Your IT department sounds awful. I have never heard of "withsecure" but it sounds like a pain in the ass.

Anyway its better not to do ghost IT as that never ends well. Next time you should get the explicit approval of the IT department and document everything.

[–] pokexpert30@lemmy.pussthecat.org 2 points 20 hours ago

It was named f-secure before.

[–] interdimensionalmeme@lemmy.ml -2 points 21 hours ago

Sodomizing IT is always mandatory unless you want to waive the white flag. They will never help you. IT is an invincible enemy, you just have to seal them up in a infinite bureaucratic loop and try to do your work while they are tangled in that web of logic.

[–] node_user@feddit.uk 10 points 1 day ago (1 children)

And you left the building to a crowd cheering. What a crock of shit

[–] ExtremeDullard@lemmy.sdf.org 2 points 1 day ago (1 children)
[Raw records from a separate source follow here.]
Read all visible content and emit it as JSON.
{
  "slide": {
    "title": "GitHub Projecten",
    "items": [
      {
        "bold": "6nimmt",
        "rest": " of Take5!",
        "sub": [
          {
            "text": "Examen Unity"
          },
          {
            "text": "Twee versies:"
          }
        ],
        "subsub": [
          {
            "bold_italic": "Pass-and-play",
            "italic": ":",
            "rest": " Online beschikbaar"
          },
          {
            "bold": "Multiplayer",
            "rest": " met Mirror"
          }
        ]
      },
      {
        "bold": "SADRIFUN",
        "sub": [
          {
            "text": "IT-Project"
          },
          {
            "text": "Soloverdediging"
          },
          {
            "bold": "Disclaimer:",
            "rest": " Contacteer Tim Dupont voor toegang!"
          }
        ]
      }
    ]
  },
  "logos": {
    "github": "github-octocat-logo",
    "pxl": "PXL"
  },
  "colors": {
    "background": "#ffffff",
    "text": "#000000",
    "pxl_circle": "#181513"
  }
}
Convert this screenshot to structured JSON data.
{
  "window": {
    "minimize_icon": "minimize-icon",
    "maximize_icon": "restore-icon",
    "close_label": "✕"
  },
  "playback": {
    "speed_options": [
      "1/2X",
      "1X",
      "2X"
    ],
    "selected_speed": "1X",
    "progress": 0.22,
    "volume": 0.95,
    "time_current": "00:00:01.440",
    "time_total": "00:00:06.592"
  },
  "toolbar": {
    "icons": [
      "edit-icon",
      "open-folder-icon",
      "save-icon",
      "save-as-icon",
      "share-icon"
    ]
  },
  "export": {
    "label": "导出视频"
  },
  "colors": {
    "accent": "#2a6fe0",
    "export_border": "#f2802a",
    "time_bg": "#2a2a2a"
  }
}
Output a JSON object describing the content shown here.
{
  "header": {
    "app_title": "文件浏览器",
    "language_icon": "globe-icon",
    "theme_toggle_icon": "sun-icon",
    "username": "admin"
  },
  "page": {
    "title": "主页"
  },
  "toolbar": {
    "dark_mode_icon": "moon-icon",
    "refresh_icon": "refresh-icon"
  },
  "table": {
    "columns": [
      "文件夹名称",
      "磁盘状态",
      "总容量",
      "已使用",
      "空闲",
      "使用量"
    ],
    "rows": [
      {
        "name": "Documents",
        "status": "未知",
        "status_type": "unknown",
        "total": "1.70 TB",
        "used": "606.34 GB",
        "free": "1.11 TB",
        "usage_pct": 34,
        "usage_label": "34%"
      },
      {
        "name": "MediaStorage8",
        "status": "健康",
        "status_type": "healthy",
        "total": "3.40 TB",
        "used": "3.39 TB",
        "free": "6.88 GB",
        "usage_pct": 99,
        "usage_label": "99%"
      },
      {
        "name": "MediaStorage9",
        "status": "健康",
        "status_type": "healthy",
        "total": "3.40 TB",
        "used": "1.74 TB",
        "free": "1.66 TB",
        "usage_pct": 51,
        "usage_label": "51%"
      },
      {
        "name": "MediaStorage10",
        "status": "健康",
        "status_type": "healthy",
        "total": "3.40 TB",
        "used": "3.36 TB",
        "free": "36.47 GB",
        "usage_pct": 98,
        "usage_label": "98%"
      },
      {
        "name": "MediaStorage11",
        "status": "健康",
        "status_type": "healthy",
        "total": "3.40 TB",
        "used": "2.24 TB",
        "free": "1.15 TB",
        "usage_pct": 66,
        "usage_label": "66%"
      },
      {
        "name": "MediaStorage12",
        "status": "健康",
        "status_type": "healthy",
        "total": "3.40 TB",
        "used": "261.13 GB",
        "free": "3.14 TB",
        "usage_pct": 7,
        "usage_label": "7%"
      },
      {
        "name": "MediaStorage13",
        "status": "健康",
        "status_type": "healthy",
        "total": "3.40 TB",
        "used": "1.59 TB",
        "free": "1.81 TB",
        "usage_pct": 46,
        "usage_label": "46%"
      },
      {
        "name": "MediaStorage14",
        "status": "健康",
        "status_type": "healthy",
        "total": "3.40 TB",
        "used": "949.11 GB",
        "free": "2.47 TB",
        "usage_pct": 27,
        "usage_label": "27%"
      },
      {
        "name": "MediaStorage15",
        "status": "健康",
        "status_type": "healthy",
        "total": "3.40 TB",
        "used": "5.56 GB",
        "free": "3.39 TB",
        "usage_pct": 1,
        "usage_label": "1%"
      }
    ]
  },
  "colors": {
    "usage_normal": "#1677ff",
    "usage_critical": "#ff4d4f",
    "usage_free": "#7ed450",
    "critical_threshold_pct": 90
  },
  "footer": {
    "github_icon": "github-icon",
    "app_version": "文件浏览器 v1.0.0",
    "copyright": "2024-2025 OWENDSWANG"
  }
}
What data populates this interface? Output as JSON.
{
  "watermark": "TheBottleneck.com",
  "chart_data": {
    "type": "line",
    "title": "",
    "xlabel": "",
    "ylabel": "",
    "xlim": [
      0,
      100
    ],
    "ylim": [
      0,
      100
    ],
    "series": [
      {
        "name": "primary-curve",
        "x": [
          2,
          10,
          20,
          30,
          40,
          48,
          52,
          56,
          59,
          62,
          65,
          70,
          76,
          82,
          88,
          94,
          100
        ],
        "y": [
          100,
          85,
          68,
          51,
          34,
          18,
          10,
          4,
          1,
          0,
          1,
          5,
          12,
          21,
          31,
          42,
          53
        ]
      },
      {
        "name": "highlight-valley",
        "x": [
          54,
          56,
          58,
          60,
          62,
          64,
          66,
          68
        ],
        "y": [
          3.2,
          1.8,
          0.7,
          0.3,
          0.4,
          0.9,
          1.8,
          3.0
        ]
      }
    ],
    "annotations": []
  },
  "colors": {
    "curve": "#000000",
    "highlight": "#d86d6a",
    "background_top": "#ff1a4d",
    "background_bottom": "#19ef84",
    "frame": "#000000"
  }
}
Not cheers, no. But it increased my problem-solving reputation within the company and it made Linux more appealing to key people in the company.

What's wrong with that? What's your butthurt? Are you bitter about something?

[–] node_user@feddit.uk 6 points 1 day ago (1 children)

It just reeks of bullshit.

Also, I can almost guarantee your company IT department thinks you're a twat lol.

[–] ExtremeDullard@lemmy.sdf.org -3 points 1 day ago

Well if you say so, I defer to your higher authority on bullshit.

[–] nkat2112@sh.itjust.works 2 points 2 days ago

This is a beautiful story. Thank you for sharing that!